Jordanred Bisiklet Forması, Bisiklet Taytı ve Bisiklet Giyimine Dair Her Şey

22 Nisan Dünya Günü, Bisiklet ve Türkiye

mehmetbulak

Ultra Bisiklet Yarışçısı
Kayıt
17 Eylül 2016
Mesaj
173
Tepki
519
Yaş
35
Şehir
İstanbul
İsim
Mehmet Bulak
Başlangıç
2015—16
Bisiklet
Merida
Bisiklet türü
Yol bisikleti
Bugün 22 Nisan ve Dünya Günü

İklim değişikliği ve çevre kirliliği gibi konulara dikkat çekmek amacıyla çeşitli etkinliklerin düzenlendiği, uluslararası çapta kutlanan bir gündür, diyor Wikipedia. Dünyamız gitgide her geçen gün artan bir hızla kirleniyor. Bisiklet aslında temiz enerjinin sembolü olabilecek kadar bu gün için önemli bir konu aslında. Kas gücü ile yapılan her işin verdiği zevk ve dopamin etkisinin yanı sıra temiz bir ulaşım aracı.
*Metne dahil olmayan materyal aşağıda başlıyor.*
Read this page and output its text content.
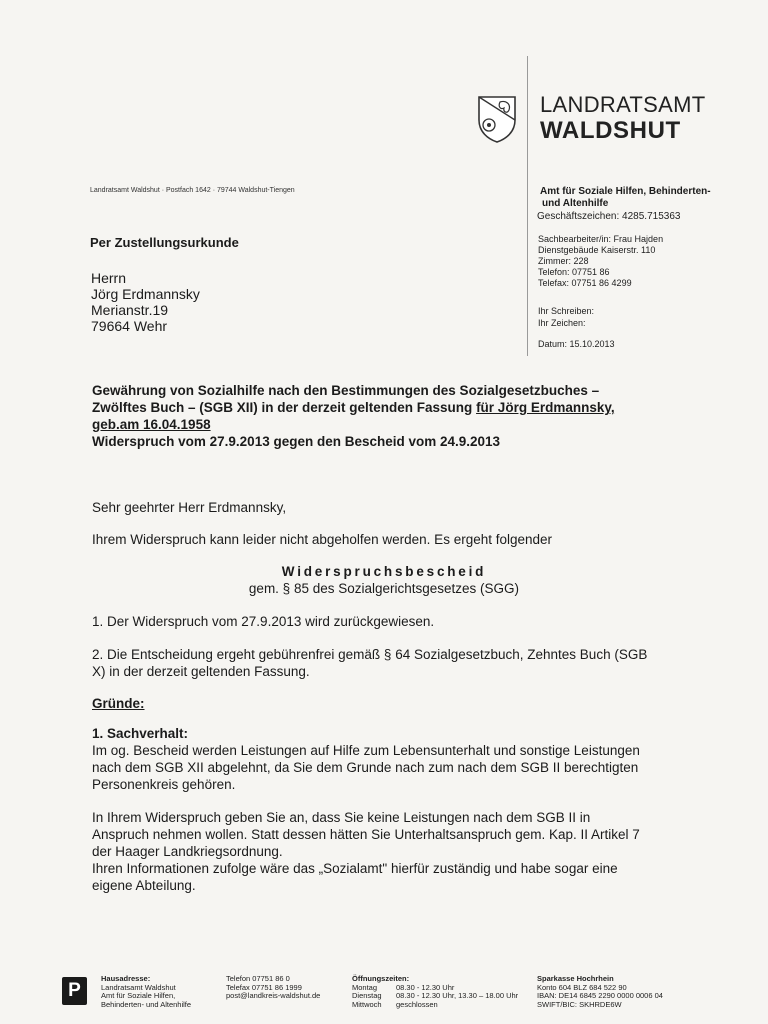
LANDRATSAMT
WALDSHUT
Landratsamt Waldshut · Postfach 1642 · 79744 Waldshut-Tiengen	Amt für Soziale Hilfen, Behinderten-
und Altenhilfe
Geschäftszeichen: 4285.715363
Sachbearbeiter/in: Frau Hajden
Dienstgebäude Kaiserstr. 110
Zimmer: 228
Telefon: 07751 86
Telefax: 07751 86 4299
Ihr Schreiben:
Ihr Zeichen:
Datum: 15.10.2013
Per Zustellungsurkunde
Herrn
Jörg Erdmannsky
Merianstr.19
79664 Wehr
Gewährung von Sozialhilfe nach den Bestimmungen des Sozialgesetzbuches –
Zwölftes Buch – (SGB XII) in der derzeit geltenden Fassung für Jörg Erdmannsky,
geb.am 16.04.1958
Widerspruch vom 27.9.2013 gegen den Bescheid vom 24.9.2013
Sehr geehrter Herr Erdmannsky,
Ihrem Widerspruch kann leider nicht abgeholfen werden. Es ergeht folgender
Widerspruchsbescheid
gem. § 85 des Sozialgerichtsgesetzes (SGG)
1. Der Widerspruch vom 27.9.2013 wird zurückgewiesen.
2. Die Entscheidung ergeht gebührenfrei gemäß § 64 Sozialgesetzbuch, Zehntes Buch (SGB
X) in der derzeit geltenden Fassung.
Gründe:
1. Sachverhalt:
Im og. Bescheid werden Leistungen auf Hilfe zum Lebensunterhalt und sonstige Leistungen
nach dem SGB XII abgelehnt, da Sie dem Grunde nach zum nach dem SGB II berechtigten
Personenkreis gehören.
In Ihrem Widerspruch geben Sie an, dass Sie keine Leistungen nach dem SGB II in
Anspruch nehmen wollen. Statt dessen hätten Sie Unterhaltsanspruch gem. Kap. II Artikel 7
der Haager Landkriegsordnung.
Ihren Informationen zufolge wäre das „Sozialamt" hierfür zuständig und habe sogar eine
eigene Abteilung.
P
Hausadresse:
Landratsamt Waldshut
Amt für Soziale Hilfen,
Behinderten- und Altenhilfe
Telefon 07751 86 0
Telefax 07751 86 1999
post@landkreis-waldshut.de
Öffnungszeiten:
Montag	08.30 - 12.30 Uhr
Dienstag	08.30 - 12.30 Uhr, 13.30 – 18.00 Uhr
Mittwoch	geschlossen
Sparkasse Hochrhein
Konto 604 BLZ 684 522 90
IBAN: DE14 6845 2290 0000 0006 04
SWIFT/BIC: SKHRDE6W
Ülkemizde de, tüm dünyada da bu ulaşım aracı ile ilgili daha verimli ve akılcı çalışmalar yapılması lazım. Bisikletin ulaşımını kolaylaştıracak çalışmalar ile daha temiz bir dünya mümkün. Bunun farkında olan bir çok gelişmiş ve hatta az gelişmiş ülke var ama bizim tembelliğimizden midir, emeği kıskanma gibi kötü huylarımızdan mıdır nedir, bisikleti ile ulaşım hala zor ve hatta enayilik olarak görülmekte.

Bazı günler işim gereği Merter'e tekstil toptancılarına ürün almaya gidiyorum. Eğer çok fazla alım yapmayacaksam bisiklet ile gidip poşeti bisiklet borusuna sabitlenen arka bagaj ile taşımaya çalışıyorum. Gittiğim yol 10km yok ama bir tepkiler veriyorlar sanki ilk defa bisiklet görmüşler gibi. Bisiklet gören masum köylü misali, ovv bu ne ya, bunla mı geldin, şimdi bu kaç yapıyordan adamlar bunla Çin'e gidiyora kadar bunlar gibi abuk sabuk tepkiler.
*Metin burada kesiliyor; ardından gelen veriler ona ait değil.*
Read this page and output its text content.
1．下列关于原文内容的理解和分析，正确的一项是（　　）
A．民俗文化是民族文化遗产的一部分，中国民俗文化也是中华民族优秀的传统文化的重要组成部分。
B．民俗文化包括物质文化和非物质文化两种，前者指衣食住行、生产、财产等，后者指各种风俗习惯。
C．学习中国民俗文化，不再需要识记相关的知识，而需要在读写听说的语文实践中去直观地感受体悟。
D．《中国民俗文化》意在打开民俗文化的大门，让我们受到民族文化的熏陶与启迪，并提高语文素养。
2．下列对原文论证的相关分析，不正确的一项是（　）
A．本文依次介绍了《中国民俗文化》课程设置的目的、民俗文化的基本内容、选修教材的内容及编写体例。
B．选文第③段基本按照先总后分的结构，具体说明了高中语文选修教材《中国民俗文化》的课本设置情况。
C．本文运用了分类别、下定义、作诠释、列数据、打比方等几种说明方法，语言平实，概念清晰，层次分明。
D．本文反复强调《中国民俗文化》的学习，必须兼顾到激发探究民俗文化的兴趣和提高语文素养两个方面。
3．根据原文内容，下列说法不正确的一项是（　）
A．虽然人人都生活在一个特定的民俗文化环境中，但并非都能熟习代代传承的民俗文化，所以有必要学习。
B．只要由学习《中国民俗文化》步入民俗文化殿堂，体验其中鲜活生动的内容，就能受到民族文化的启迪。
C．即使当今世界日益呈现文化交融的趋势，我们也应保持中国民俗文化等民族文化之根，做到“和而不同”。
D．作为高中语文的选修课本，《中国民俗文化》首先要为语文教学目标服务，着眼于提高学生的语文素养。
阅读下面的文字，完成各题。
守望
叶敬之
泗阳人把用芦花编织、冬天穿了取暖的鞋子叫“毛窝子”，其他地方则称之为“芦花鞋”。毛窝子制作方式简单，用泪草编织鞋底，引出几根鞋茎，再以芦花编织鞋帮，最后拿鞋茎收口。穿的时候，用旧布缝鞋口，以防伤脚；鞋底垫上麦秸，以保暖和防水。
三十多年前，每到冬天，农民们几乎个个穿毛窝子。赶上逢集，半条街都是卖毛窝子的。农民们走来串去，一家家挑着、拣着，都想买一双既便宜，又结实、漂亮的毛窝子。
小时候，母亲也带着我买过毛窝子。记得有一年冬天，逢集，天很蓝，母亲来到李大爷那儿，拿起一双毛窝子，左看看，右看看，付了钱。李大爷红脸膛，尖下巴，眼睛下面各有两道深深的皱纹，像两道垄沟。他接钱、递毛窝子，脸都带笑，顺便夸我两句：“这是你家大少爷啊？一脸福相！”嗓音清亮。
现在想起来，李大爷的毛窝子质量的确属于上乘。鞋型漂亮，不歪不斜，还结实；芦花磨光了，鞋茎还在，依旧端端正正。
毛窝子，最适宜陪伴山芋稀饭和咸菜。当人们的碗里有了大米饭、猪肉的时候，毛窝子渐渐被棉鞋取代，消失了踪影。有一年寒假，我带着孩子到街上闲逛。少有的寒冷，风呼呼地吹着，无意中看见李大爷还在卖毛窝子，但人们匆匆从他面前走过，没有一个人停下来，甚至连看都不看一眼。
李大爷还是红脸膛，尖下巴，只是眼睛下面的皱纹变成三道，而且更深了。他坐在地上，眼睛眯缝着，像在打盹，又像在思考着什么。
Bisiklete para harcamaya kalksan, buna bu kadar para harcayacağına araba al oğlum kendine diyen çok oluyor. Arabamın olduğunu bilen ev al para biriktir. Boşa yapılan bir harcama gibi gören çok var. Bu kadar sürüyonda ne oluyor diye başlayan muhabbetler aman dikkat et bir çarparlar ölürsüne kadar varıyor bazen.
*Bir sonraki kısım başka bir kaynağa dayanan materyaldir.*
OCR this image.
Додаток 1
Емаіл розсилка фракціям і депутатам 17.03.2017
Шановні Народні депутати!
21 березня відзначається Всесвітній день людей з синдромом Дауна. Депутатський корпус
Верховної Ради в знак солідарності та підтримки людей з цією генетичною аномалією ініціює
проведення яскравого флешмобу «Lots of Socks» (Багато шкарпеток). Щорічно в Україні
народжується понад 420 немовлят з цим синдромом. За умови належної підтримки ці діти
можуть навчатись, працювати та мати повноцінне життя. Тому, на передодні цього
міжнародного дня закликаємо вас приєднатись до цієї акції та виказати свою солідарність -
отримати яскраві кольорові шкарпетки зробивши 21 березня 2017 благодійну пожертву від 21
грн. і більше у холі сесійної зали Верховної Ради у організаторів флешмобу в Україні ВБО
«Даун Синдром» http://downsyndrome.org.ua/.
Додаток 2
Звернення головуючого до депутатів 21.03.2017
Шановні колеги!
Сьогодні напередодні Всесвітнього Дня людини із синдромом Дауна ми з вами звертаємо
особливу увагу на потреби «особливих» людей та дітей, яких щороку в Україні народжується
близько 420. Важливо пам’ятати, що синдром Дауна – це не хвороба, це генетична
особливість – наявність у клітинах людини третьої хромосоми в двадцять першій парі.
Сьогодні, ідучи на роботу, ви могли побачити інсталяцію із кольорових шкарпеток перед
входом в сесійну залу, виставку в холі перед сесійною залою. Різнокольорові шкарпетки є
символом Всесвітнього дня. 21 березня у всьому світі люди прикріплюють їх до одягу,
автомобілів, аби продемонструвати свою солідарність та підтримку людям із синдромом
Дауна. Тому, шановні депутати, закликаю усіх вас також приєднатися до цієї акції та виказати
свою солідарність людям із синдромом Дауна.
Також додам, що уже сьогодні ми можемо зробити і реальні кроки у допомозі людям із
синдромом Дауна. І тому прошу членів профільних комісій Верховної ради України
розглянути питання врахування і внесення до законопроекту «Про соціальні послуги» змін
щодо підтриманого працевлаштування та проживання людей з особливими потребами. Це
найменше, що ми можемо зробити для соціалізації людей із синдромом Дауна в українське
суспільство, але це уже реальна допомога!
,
Sizce bu konuda Türkiye'de bir gün bir şeyler değişir mi? Bisiklete verilen önem artar mı? Ya da biz bisikletçiler olarak neler yapmalıyız?

Dünya günü vesilesiyle, aklıma ilk gelen bisiklet ve sonrasında ne olacak bu memleketin hali diye hayıflandığım düşüncelerimi buraya yazayım dedim. Hem dertleşir hem beyin fırtınası yaparız belkim.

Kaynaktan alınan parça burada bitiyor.